Upper Saddle River, N.J. - May 2004 - The role of the Compensation Committee or Personnel Committee, as it is sometimes referred to, has always been an important part of every Board of Directors. Much of the furor about executive compensation has focused on the decision-making of Boards of public companies. The fall-out has also impacted Not-for-Profits (NFP) as well.
NFP Boards and their key operating committees are typically comprised of qualified, highly motivated individuals, who are dedicated to providing their time and energies to what they deem to be a worthwhile cause. The Compensation and Personnel Committees of those Boards are generally empowered with the responsibility of ensuring that the organization’s pay and benefits are consistent with its business goals, culture, mission and financial capabilities, while maximizing the use of monetary resources to provide competitive and motivating programs.
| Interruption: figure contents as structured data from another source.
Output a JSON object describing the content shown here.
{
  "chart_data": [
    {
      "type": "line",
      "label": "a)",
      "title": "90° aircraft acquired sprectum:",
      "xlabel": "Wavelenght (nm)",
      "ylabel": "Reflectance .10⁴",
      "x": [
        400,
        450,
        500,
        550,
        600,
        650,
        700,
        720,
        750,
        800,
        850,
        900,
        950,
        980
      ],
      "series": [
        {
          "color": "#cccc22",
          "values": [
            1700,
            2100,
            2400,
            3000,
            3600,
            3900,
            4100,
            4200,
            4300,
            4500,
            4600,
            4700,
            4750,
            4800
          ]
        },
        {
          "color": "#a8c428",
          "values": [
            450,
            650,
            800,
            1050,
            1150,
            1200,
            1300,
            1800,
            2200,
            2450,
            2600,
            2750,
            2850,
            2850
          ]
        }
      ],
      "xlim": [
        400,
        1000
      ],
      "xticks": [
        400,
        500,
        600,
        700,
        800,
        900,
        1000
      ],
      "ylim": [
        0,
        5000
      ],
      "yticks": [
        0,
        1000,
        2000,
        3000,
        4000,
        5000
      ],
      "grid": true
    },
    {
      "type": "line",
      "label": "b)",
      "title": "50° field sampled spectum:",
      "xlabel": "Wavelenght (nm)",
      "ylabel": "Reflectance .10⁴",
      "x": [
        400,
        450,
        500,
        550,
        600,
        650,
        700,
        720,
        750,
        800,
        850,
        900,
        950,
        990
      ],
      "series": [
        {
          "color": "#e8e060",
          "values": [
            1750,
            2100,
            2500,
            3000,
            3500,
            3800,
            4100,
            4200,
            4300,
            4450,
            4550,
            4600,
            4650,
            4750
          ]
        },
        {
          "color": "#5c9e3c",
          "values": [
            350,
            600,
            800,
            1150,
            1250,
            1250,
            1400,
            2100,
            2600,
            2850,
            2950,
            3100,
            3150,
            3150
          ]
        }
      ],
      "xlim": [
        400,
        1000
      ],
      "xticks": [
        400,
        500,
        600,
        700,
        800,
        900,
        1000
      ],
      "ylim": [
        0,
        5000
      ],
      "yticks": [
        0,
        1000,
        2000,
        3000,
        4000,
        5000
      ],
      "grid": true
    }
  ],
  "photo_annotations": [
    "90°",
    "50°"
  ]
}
Due to the highly publicized attention caused by a small group of NFPs in which unethical, and sometimes illegal practices and lapses of proper governance have taken place, NFP Boards and their Compensation Committees are being subjected to much greater scrutiny, criticism, and, in some cases, legal action. The result has been that, during the last few years, stringent rules and regulations have been levied on the Board’s activities pertaining to compensation matters. Internal Revenue Code §4958, also known as the Intermediate Sanctions Act, addresses the level of independence of Board members and establishes guidelines relative to the amount of compensation that can be paid to an executive, as well as requiring transparency in the decision-making process. Similarly, there appears to be a pronounced increase by States to audit the activities of NFPs, and to question compensation arrangements, using the courts and various regulatory funding and grant approval methods to “correct” pay-related issues they warrant as not meeting their standards.
It has also been strongly suggested that the Sarbanes Oxley Act, which was enacted by Congress to place major regulatory requirements on publicly-traded companies, be expanded to cover NFPs. This would have a serious impact on the way Boards currently operate. In the wake of a decision on inclusion of NFPs under the Sarbanes Oxley Act, many NFPs are doing the legwork to move toward compliance, in order to avoid being targeted by regulatory agencies in the future.
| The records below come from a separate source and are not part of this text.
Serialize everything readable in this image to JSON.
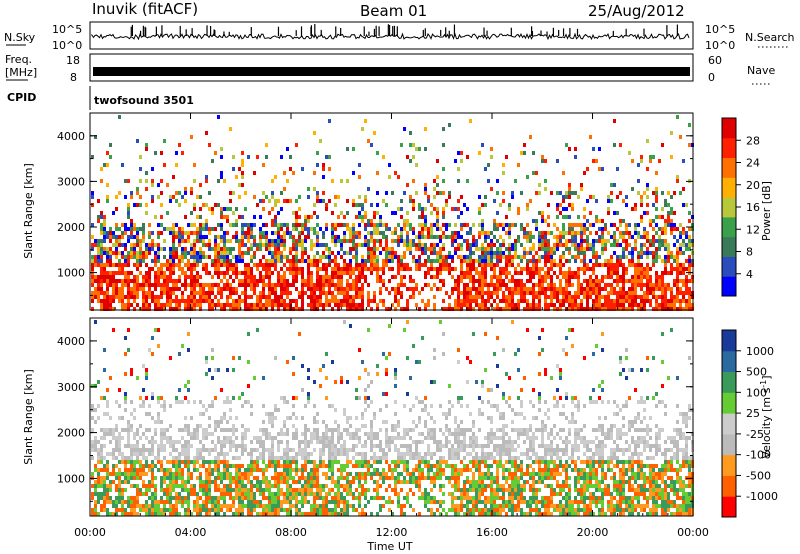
{
  "header": {
    "station": "Inuvik (fitACF)",
    "beam": "Beam 01",
    "date": "25/Aug/2012"
  },
  "top_panels": {
    "nsky_label": "N.Sky",
    "nsky_ticks": [
      "10^5",
      "10^0"
    ],
    "nsearch_label": "N.Search",
    "nsearch_ticks": [
      "10^5",
      "10^0"
    ],
    "freq_label": "Freq.",
    "freq_unit": "[MHz]",
    "freq_ticks": [
      "18",
      "8"
    ],
    "nave_label": "Nave",
    "nave_ticks": [
      "60",
      "0"
    ],
    "cpid_label": "CPID",
    "cpid_text": "twofsound 3501"
  },
  "colors": {
    "power": [
      "#0000ff",
      "#2a4dbd",
      "#3a7a5a",
      "#3aa04a",
      "#b8c83a",
      "#ffb000",
      "#ff7000",
      "#ff2000",
      "#e00000"
    ],
    "velocity": [
      "#ff0000",
      "#ff6000",
      "#ff9a20",
      "#bbbbbb",
      "#cccccc",
      "#66cc33",
      "#3a9a5a",
      "#2a6aa0",
      "#1a3a9a"
    ]
  },
  "chart_data": [
    {
      "type": "heatmap",
      "panel": "power",
      "ylabel": "Slant Range [km]",
      "ylim": [
        180,
        4500
      ],
      "yticks": [
        "1000",
        "2000",
        "3000",
        "4000"
      ],
      "xlim": [
        0,
        24
      ],
      "xticks": [
        "00:00",
        "04:00",
        "08:00",
        "12:00",
        "16:00",
        "20:00",
        "00:00"
      ],
      "colorbar_label": "Power [dB]",
      "colorbar_ticks": [
        "28",
        "24",
        "20",
        "16",
        "12",
        "8",
        "4"
      ],
      "colorbar_range": [
        0,
        32
      ]
    },
    {
      "type": "heatmap",
      "panel": "velocity",
      "ylabel": "Slant Range [km]",
      "ylim": [
        180,
        4500
      ],
      "yticks": [
        "1000",
        "2000",
        "3000",
        "4000"
      ],
      "xlim": [
        0,
        24
      ],
      "xticks": [
        "00:00",
        "04:00",
        "08:00",
        "12:00",
        "16:00",
        "20:00",
        "00:00"
      ],
      "xlabel": "Time UT",
      "colorbar_label": "Velocity [m s",
      "colorbar_unit_sup": "-1",
      "colorbar_unit_close": "]",
      "colorbar_ticks": [
        "1000",
        "500",
        "100",
        "25",
        "-25",
        "-100",
        "-500",
        "-1000"
      ]
    }
  ]
}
In taking the necessary steps to develop and/or review a compensation program, organizations are advised to lay the groundwork for establishing a competitive compensation package for their executives by collecting data from comparable organizations and reviewing the “best practices” within their industry. Knowing what the compensation trends are, contributes to allowing an organization to make well-informed decisions about pay issues. Using the research data as a basis, consideration should also be given to any unique attributes, education and/or experience the individual brings to the position. Board approval of compensation packages and any other compensation-related decisions should be memorialized by proper documentation. Many times, this is the key to a successful outcome of an investigation.
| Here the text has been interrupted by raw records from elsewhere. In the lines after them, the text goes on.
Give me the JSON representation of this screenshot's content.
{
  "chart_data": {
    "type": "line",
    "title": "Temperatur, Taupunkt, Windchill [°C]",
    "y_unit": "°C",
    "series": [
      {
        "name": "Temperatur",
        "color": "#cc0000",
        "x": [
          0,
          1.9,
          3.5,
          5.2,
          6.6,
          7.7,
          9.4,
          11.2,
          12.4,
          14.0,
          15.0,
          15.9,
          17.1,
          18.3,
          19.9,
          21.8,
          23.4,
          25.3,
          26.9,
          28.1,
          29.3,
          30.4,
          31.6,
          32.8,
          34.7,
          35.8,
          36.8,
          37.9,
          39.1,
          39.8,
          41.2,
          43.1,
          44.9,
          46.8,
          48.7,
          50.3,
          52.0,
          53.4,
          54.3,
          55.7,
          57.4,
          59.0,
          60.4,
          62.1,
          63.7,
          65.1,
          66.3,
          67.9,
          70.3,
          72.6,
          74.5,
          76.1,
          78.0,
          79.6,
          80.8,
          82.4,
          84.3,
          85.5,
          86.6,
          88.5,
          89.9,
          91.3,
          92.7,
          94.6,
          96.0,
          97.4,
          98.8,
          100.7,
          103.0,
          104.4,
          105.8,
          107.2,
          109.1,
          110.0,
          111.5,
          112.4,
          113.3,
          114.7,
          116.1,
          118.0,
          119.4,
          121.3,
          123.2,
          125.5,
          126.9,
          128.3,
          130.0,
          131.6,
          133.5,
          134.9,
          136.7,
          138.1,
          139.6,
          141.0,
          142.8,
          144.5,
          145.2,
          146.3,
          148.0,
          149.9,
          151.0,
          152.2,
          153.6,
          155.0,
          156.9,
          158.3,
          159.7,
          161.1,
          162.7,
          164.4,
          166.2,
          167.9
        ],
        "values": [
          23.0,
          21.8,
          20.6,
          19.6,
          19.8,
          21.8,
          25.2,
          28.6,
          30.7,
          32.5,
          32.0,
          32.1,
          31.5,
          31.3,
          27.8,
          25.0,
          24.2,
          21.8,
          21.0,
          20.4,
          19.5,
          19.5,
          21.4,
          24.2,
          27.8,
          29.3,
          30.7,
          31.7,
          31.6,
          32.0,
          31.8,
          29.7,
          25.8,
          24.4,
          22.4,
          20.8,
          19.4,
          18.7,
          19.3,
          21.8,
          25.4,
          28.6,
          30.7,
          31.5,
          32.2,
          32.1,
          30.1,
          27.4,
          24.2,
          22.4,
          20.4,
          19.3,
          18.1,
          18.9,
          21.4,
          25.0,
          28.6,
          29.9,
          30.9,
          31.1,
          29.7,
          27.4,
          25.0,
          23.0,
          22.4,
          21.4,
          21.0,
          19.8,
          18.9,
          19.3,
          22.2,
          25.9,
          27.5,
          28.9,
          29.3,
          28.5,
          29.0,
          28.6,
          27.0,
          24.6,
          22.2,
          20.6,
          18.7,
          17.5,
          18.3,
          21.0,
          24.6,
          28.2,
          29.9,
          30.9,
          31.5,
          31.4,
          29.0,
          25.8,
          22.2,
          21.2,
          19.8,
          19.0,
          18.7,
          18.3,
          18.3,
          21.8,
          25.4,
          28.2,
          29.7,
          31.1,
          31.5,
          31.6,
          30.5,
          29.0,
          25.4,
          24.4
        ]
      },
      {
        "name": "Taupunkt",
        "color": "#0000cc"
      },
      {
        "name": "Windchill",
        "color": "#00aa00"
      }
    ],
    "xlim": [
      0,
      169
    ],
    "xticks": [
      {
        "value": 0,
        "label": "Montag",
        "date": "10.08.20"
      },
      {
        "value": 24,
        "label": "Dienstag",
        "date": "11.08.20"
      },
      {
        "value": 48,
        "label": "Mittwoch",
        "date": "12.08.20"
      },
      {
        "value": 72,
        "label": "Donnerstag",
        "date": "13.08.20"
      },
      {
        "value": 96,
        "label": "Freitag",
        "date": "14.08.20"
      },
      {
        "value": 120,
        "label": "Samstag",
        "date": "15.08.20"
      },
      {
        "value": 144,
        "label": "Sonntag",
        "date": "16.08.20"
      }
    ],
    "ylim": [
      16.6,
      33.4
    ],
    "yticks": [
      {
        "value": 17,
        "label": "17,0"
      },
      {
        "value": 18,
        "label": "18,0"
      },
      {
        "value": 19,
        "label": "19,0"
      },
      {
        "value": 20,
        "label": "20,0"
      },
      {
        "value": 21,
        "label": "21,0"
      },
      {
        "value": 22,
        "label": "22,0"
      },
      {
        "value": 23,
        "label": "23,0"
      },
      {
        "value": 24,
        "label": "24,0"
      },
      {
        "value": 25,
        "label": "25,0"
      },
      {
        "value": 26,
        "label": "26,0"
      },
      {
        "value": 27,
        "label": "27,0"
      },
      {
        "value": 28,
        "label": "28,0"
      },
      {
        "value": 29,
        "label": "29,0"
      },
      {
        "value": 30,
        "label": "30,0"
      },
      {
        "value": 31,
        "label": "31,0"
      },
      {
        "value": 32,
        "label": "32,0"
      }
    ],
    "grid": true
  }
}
In taking the above steps to ensure competitive compensation levels are paid to executives within the confines of regulatory guidelines, organizations are also exhibiting a commitment to using their resources efficiently, with a view to securing executive talent which will contribute to the growth and development of the organization. The time and financial investment made by organizations to ensure competitive, reasonable, defensible compensation for their executives, may serve as a pillar upon which the future of their organizations rest.